San Jose, le 18 juin 2001

Gun Pride et Gay Show

Veni, vedi, vici, et aussi dépensi 8 dollars pour le Gun Show qui prit place dans la bonne commune de San José, CA les 9 et 1O juin derniers. 8 dollars, bande de rapaces ! Le même jour, dans la même ville, eut également lieu un meeting des Conservateurs Compassionnés (exquis, n'est-ce-pas ?). Cette charmante congrégation se compose pour l'essentiel de réactionnaires qui, depuis que les Russes ont révélé leur vrai visage de petites tarlouzes inoffensives, militent en faveur d'un bouclier de satellites bourrés de missiles pointés sur Pékin. Les Chinetoques n'ont plus qu'à bien se tenir et à consommer des produits américains pour améliorer leur ordinaire.

Revenons à nos flingues. Un véritable arsenal s'offre aux yeux du visiteur ébahi : revolvers lourds et brillants à la Dirty Harry (j'en ai pris un en main, c'était hyper jouissif), petits pistolets adaptés à la taille du sac à main (pratique pour les femmes paranos), fusils à pompe de flic, dont les balles laissent un gros trou d'aération dans le ventre du canardé, couteaux de Rambo, etc. Il est même possible de se procurer à prix d’ami des mitrailleuses lourdes sur trépied. Un engin de ce genre négligemment posé à proximité de la niche du doberman rehausse avantageusement l’aspect d’ensemble de tout un jardin de banlieue un rien tristounet.
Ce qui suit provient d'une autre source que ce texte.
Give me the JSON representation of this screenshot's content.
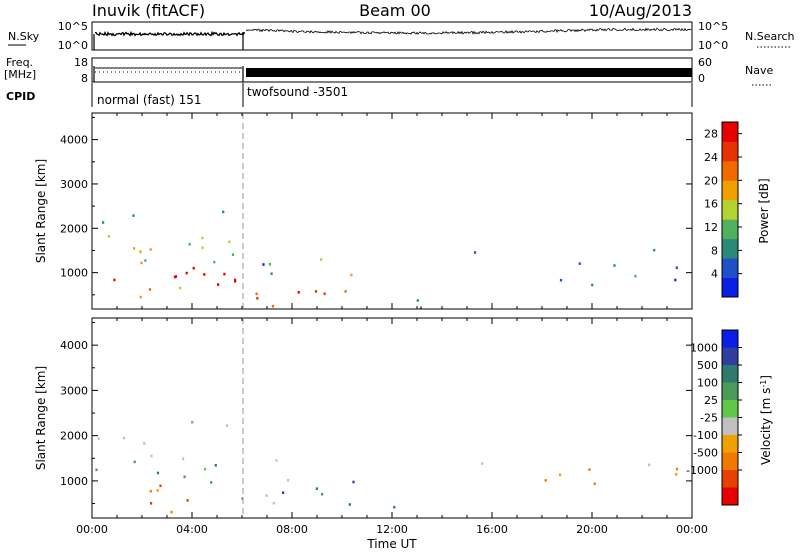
{
  "header": {
    "station": "Inuvik (fitACF)",
    "beam": "Beam 00",
    "date": "10/Aug/2013"
  },
  "strip_sky": {
    "left_label": "N.Sky",
    "left_ticks": [
      "10^5",
      "10^0"
    ],
    "right_label": "N.Search",
    "right_ticks": [
      "10^5",
      "10^0"
    ]
  },
  "strip_freq": {
    "left_label_top": "Freq.",
    "left_label_unit": "[MHz]",
    "left_ticks": [
      "18",
      "8"
    ],
    "right_label": "Nave",
    "right_ticks": [
      "60",
      "0"
    ]
  },
  "cpid": {
    "label": "CPID",
    "modes": [
      {
        "name": "normal (fast) 151",
        "start_hour": 0,
        "end_hour": 6
      },
      {
        "name": "twofsound -3501",
        "start_hour": 6,
        "end_hour": 24
      }
    ]
  },
  "colors": {
    "power_scale": [
      "#0a1ee6",
      "#1e50c8",
      "#2a8a7a",
      "#4fb060",
      "#b4d232",
      "#f0a000",
      "#f06a00",
      "#e63200",
      "#e60000"
    ],
    "velocity_scale": [
      "#0a1ee6",
      "#2f3ca0",
      "#2f7a6e",
      "#4a9a5a",
      "#5fc846",
      "#c0c0c0",
      "#f0a000",
      "#f07a00",
      "#e84000",
      "#e60000"
    ]
  },
  "chart_data": [
    {
      "type": "heatmap",
      "name": "Power",
      "xlabel": "",
      "ylabel": "Slant Range [km]",
      "xlim": [
        0,
        24
      ],
      "ylim": [
        180,
        4600
      ],
      "yticks": [
        1000,
        2000,
        3000,
        4000
      ],
      "xticks": [
        0,
        4,
        8,
        12,
        16,
        20,
        24
      ],
      "colorbar": {
        "label": "Power [dB]",
        "ticks": [
          "4",
          "8",
          "12",
          "16",
          "20",
          "24",
          "28"
        ],
        "range": [
          0,
          30
        ]
      }
    },
    {
      "type": "heatmap",
      "name": "Velocity",
      "xlabel": "Time UT",
      "ylabel": "Slant Range [km]",
      "xlim": [
        0,
        24
      ],
      "ylim": [
        180,
        4600
      ],
      "yticks": [
        1000,
        2000,
        3000,
        4000
      ],
      "xticks": [
        0,
        4,
        8,
        12,
        16,
        20,
        24
      ],
      "xtick_labels": [
        "00:00",
        "04:00",
        "08:00",
        "12:00",
        "16:00",
        "20:00",
        "00:00"
      ],
      "colorbar": {
        "label": "Velocity [m s",
        "label_sup": "-1",
        "label_close": "]",
        "ticks": [
          "1000",
          "500",
          "100",
          "25",
          "-25",
          "-100",
          "-500",
          "-1000"
        ]
      }
    }
  ]
}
La foule est essentiellement composée d'hommes, parfois accompagnés de leurs femme et enfants. Certains exposants présentent de très belles pièces. Il faut le reconnaître, ça en deviendrait troublant, un beau flingue. Le badaud mâle se sent irrésistiblement attiré par ce bel objet, intéressant à étudier d'un point de vue technique et dont le pouvoir d’attraction s’apparente à celui d’une belle voiture. Et puis, l'objet, une fois en main, est comme un gros zizi, qu'on brandit à la ronde, histoire d'affirmer sa puissance face aux autres. Pour un peu, on se mettrait à faire pipi par terre afin de délimiter son territoire. ARRRH, CA M'EXCITE ! Mais bon, reposons la pétoire sur la table et dirigeons-nous vers le petit stand d’à côté tenu par un exposant libraire...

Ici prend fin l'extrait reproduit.